Less is More: A Simple yet Effective Token Reduction Method for Efficient Multi-modal LLMs

Dingjie Song,Wenjun Wang,Shunian Chen,Xidong Wang,Michael Guan,Benyou Wang
2024-09-28
Abstract:The rapid advancement of Multimodal Large Language Models (MLLMs) has led to remarkable performances across various domains. However, this progress is accompanied by a substantial surge in the resource consumption of these models. We address this pressing issue by introducing a new approach, Token Reduction using CLIP Metric (TRIM), aimed at improving the efficiency of MLLMs without sacrificing their performance. Inspired by human attention patterns in Visual Question Answering (VQA) tasks, TRIM presents a fresh perspective on the selection and reduction of image tokens. The TRIM method has been extensively tested across 12 datasets, and the results demonstrate a significant reduction in computational overhead while maintaining a consistent level of performance. This research marks a critical stride in efficient MLLM development, promoting greater accessibility and sustainability of high-performing models.

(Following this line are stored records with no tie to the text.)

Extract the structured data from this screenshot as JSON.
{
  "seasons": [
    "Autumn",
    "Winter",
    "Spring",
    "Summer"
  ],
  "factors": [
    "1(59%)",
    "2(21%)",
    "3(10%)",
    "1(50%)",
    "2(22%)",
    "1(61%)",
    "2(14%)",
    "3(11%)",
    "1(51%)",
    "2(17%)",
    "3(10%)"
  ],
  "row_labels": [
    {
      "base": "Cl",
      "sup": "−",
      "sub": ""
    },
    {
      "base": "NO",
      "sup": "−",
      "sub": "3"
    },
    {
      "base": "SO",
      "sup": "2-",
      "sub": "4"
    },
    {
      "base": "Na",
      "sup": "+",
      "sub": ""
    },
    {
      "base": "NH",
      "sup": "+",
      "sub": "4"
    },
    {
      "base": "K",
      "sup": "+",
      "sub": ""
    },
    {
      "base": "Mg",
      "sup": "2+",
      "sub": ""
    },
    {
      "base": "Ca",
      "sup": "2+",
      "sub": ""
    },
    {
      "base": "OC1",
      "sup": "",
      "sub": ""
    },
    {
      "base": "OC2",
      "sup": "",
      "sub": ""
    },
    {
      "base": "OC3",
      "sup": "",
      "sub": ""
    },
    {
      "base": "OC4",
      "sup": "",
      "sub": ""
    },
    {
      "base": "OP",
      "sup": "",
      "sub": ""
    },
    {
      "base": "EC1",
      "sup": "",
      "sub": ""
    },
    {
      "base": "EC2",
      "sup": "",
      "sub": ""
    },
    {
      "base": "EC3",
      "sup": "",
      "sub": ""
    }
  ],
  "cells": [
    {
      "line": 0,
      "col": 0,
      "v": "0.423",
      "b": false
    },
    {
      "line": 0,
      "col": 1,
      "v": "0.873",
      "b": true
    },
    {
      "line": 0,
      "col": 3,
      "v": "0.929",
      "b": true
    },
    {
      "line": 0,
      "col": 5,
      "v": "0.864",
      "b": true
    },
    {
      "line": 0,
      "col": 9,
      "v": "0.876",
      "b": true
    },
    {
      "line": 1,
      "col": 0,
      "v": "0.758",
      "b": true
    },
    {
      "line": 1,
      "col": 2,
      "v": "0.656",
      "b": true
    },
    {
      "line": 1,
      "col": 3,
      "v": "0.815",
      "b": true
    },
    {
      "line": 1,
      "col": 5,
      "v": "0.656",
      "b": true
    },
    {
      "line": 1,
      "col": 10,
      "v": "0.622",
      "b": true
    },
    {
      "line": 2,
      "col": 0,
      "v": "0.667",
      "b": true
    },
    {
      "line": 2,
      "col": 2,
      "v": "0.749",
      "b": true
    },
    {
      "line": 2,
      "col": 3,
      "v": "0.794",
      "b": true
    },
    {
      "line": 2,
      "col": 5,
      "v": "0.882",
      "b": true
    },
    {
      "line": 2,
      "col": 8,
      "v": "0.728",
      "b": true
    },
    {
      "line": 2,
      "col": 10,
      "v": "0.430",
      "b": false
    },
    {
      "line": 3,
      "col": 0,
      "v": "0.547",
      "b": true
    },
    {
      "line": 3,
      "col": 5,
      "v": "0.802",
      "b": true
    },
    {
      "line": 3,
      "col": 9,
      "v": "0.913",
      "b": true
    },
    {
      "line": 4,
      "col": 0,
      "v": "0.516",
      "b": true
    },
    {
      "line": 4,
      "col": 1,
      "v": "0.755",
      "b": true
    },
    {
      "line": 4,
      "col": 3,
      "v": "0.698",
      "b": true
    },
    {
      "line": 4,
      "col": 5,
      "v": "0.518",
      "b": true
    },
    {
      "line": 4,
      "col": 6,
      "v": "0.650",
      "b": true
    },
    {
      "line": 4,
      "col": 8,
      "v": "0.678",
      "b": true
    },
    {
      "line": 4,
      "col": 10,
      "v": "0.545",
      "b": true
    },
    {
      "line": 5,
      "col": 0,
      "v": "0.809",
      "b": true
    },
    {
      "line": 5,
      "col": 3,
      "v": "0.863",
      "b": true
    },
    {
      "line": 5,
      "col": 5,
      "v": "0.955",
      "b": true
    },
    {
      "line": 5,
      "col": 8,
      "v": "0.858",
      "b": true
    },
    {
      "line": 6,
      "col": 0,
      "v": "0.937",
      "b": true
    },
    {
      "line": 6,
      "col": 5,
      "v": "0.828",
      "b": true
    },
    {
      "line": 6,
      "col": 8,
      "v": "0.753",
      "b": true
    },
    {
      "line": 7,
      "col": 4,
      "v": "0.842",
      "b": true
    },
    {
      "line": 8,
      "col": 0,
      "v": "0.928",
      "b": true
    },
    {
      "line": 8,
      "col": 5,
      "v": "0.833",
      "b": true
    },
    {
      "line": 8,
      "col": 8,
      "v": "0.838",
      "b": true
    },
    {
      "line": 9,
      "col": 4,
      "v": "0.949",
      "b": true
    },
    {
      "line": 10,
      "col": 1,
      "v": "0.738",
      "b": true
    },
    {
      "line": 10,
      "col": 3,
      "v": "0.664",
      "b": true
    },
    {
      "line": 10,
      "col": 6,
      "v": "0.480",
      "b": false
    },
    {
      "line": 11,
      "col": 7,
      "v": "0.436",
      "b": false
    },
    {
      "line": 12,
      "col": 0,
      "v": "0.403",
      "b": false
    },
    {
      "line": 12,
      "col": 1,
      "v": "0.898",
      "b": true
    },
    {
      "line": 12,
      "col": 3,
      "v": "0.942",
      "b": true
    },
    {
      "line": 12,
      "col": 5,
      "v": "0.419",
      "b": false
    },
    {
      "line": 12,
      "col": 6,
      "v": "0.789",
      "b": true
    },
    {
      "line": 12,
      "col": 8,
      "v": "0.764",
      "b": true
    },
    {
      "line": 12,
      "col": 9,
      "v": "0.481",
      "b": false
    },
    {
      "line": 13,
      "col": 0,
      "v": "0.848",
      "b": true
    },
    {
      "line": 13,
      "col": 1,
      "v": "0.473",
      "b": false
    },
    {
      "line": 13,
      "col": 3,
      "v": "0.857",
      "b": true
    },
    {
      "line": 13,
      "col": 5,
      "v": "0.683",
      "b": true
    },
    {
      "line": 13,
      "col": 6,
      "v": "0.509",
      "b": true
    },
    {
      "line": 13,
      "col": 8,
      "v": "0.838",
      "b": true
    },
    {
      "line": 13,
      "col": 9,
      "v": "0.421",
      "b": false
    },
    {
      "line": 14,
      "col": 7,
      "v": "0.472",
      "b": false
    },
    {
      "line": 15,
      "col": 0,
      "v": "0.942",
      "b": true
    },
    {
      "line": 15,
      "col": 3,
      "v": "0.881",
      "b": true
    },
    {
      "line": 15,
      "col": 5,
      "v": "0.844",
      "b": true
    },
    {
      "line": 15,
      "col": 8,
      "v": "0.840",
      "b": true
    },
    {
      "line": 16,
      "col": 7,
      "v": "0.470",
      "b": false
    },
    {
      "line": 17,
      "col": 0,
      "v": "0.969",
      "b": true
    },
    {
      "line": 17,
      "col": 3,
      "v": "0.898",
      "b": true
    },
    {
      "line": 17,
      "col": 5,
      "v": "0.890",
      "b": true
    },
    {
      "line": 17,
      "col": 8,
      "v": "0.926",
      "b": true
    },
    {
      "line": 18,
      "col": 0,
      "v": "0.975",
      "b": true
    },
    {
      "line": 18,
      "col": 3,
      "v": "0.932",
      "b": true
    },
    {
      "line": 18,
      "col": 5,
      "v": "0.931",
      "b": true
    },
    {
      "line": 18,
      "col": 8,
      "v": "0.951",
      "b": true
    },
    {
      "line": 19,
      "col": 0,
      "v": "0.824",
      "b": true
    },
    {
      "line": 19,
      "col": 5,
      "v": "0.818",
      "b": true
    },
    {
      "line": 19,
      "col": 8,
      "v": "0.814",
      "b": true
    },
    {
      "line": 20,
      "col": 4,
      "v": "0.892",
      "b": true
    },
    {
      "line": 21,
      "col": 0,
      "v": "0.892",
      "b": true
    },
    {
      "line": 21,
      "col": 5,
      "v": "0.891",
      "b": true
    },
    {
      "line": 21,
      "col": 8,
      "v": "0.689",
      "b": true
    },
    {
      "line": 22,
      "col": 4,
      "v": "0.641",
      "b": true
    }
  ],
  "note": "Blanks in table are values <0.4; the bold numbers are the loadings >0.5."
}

Computation and Language,Artificial Intelligence,Multimedia
What problem does this paper attempt to address?
This paper attempts to solve the problem that multimodal large language models (MLLMs) have a significant increase in resource consumption while their performance is improved. Specifically, with the development of MLLMs, although they have shown excellent or even super - human performance in multiple fields, the computational resources and memory consumption of these models have also increased significantly. This not only limits the wide application of the models but also poses a challenge to environmental sustainability. To solve this problem, the author proposes a new method - Token Reduction using CLIP Metric (TRIM). TRIM aims to improve the efficiency of MLLMs by reducing the number of image tokens without sacrificing model performance. Inspired by the attention patterns of humans in visual question - answering tasks, this method uses the CLIP model to calculate the similarity between text and image patches, thereby selecting and reducing image tokens. Experimental results show that TRIM can significantly reduce computational overhead on 12 datasets while maintaining a consistent performance level. The following are the core steps of the TRIM method: 1. **Evaluate the Importance of Tokens**: - Use the CLIP model to calculate the cosine similarity between each image token \( v_i \) and the pooled text representation \( u_{\text{pooled}} \): \[ S(v_i, u_{\text{pooled}}) = \frac{v_i \cdot u_{\text{pooled}}}{\|v_i\| \|u_{\text{pooled}}\|} \] - Apply the softmax function to convert the similarity into a probability distribution: \[ S_{\text{softmax}}(v_i, u_{\text{pooled}}) = \frac{e^{S(v_i, u_{\text{pooled}})}}{\sum_j e^{S(v_j, u_{\text{pooled}})}} \] 2. **Select Important Tokens**: - Use the interquartile range (IQR) method to determine the number of image tokens to be retained. According to the lower and upper quartiles (Q1 and Q3) of the similarity scores, set a strict similarity threshold \( Q3 + 1.5\times IQR \), and only retain the tokens whose similarity scores exceed this threshold. 3. **Aggregate Unselected Tokens**: - Calculate the average representation of the unselected tokens and attach it as an aggregated token to the selected token sequence to preserve image information. Through these steps, TRIM can significantly reduce the number of image tokens (about 79%), thereby reducing the computation time and memory usage (by 67% and 30% respectively), while maintaining performance comparable to the baseline model.